The New Year started Hot and Early for Spring Firefighters

Very early on New Years’ Day, two 9-1-1 calls came into the Texas Emergency Communications Center (TECC), which dispatches Spring Firefighters and another area departments to fires across hundreds of miles of North Harris County.

Around 2:30 on January 1, one call came from Whispering Willow and another from Trailing Vine that a nearby house in Timber Lane was on fire. Spring Fire Engines 71, 73 and 78, as well as Ladder 75, were dispatched to the scene. However, Engine 74 was closer having just extinguished a nearby fence fire. They arrived on scene in just a couple of minutes and got to work. Aldine Fire and Rescue Engine 21 and Medic 410 from Harris County Emergency Service District 11 Mobile Healthcare also came to provide mutual aid and any needed medical assistance.

(Photo credit: Apparatus Operator Blake Thompson, a member of the Station 74 C-Shift crew)

When Engine 74 arrived, the crew had only a half tank of water due to the prior fire. In fact, the house fire was their third fire call in less than three hours, including a trash fire suspected to be caused by poorly disposed-of fireworks.

Captain Walter Juarez describes the scene upon rolling up on the two-story split-level home in the 23-hundred block of Oak River Drive in Timberlane: “There was heavy fire coming from the garage and it had already extended to the second-floor wall and penetrated the house maybe twenty feet into the attic.”

While Captain Juarez did a quick size-up to see how and where the fire was spreading, firefighter Tyler Crane pulled the handline and started advancing towards the burning garage. Crane use the waterpower of Engine 74’s tank as Apparatus Operator Blake Thompson worked to get water flowing through the pumper from the nearest hydrant.

As more fire crews arrived, AO Thompson worked with those crews to get more water pressure. Thomson then climbed on top of Engine 74 to use the deck gun — a mounted master stream device –that enabled him to force more water onto the second story and attic to knock down the flames.

As Captain Juarez and firefighter Crane advanced a handline into the burning garage, the captain noticed “some propane tanks inside that were releasing the propane” and adding fuel to the fire along with exploding ammunition. “At one point we were engulfed in fire around us. Because of the propane tanks, we pulled out and fought it from the outside.”

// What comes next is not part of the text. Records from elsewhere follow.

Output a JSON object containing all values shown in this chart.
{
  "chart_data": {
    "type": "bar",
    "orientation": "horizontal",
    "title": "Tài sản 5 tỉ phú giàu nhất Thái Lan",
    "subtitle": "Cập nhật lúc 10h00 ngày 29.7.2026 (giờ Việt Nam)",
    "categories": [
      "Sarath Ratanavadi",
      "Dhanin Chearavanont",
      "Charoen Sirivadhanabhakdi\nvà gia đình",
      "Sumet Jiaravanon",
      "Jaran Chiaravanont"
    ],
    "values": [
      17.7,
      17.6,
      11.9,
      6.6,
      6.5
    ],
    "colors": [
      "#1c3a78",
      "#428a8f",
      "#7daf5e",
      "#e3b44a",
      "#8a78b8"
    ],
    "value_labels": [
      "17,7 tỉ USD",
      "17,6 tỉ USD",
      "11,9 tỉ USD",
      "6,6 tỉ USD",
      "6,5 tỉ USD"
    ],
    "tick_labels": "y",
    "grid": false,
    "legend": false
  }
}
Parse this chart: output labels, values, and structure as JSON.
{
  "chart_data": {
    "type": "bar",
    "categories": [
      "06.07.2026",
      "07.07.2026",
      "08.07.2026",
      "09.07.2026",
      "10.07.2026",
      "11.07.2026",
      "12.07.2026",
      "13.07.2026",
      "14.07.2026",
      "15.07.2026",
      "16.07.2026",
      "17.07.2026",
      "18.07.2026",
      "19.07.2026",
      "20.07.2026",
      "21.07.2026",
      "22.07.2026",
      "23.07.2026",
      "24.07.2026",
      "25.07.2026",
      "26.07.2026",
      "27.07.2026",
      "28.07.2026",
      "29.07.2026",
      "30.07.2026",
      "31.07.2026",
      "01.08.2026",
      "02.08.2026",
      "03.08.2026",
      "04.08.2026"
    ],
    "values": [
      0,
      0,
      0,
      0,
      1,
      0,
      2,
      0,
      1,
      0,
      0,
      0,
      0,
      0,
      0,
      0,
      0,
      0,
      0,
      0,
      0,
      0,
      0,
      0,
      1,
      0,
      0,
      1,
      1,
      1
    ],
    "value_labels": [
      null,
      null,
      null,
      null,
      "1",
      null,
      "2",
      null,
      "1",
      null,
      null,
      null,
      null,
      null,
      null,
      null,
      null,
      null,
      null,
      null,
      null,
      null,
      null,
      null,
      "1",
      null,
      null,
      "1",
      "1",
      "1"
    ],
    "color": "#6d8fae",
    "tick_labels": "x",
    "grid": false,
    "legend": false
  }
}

As they moved into a “defensive” position to fight the fire, the captain grabbed as many propane tanks as he could. He moved them away from the flames as other Spring firefighters, armed with extinguishers, surrounded the tanks on the driveway to cool them off.

“Engine 74 did a great job. They got water on the fire quick,” said Station 73 Captain Larry Wilkinson who was serving as the Incident Commander. “There were no injuries.” The homeowner wasn’t home when the fire started. The Navy veteran learned about it in a call from a neighbor. Bob Schenck, and his dog, were visiting friends a few counties to the north.

Schenck, who serves on the board of the Timber Lane community’s utility district, says Spring Fire crews not only put out the fire they saved his treasured pictures, memorabilia and irreplaceable hunting mounts. “They took everything off the wall, put it down in the den, and covered it with a tarp” because as one of the fire captains later told him, “I’m a hunter, too, and I know what those mounts mean to you.”

“The crews did an outstanding job”, added the widower who is grateful his precious mementos were not damaged.

“That’s the best thing you can hear coming out of one of these circumstances,” said Captain Wilkinson. “(The crews) of Engine 78 and Engine 74 took extra special care.”

“We look to protect items that we know are important to families, including family photos, memorabilia — anything valuable or irreplaceable,” said Tim Weiman, Station 74 A-Shift Captain who was working overtime at Station 78 helping lead the salvage effort. “It is our job to ‘number one’ protect life and ‘number two’ protect property.”

“Property Conservation is important to all of us at the Spring Fire Department,” according to Spring Fire Assistant Fire Chief Robert Logan. “Our crews strive to save as much of your prized possessions as we can from fire and water damage.”

(Pictured left to right at the scene: Firefighter Tyler Crane, Apparatus Operator Blake Thompson and Captain Walter Juarez.)

Station 74 C Shift Captain Walter Juarez says it appeared that spent fireworks landed on dry pine needles that were covering the roof of the house. The fire caused heavy damage to the garage and roof prompting the homeowner to ask us to issue this warning: “please tell people to clean their roofs or quit firing fireworks – one or the other.”

The homeowner has since visited Spring Fire Station 74 to meet the firefighters who saved his precious mementos.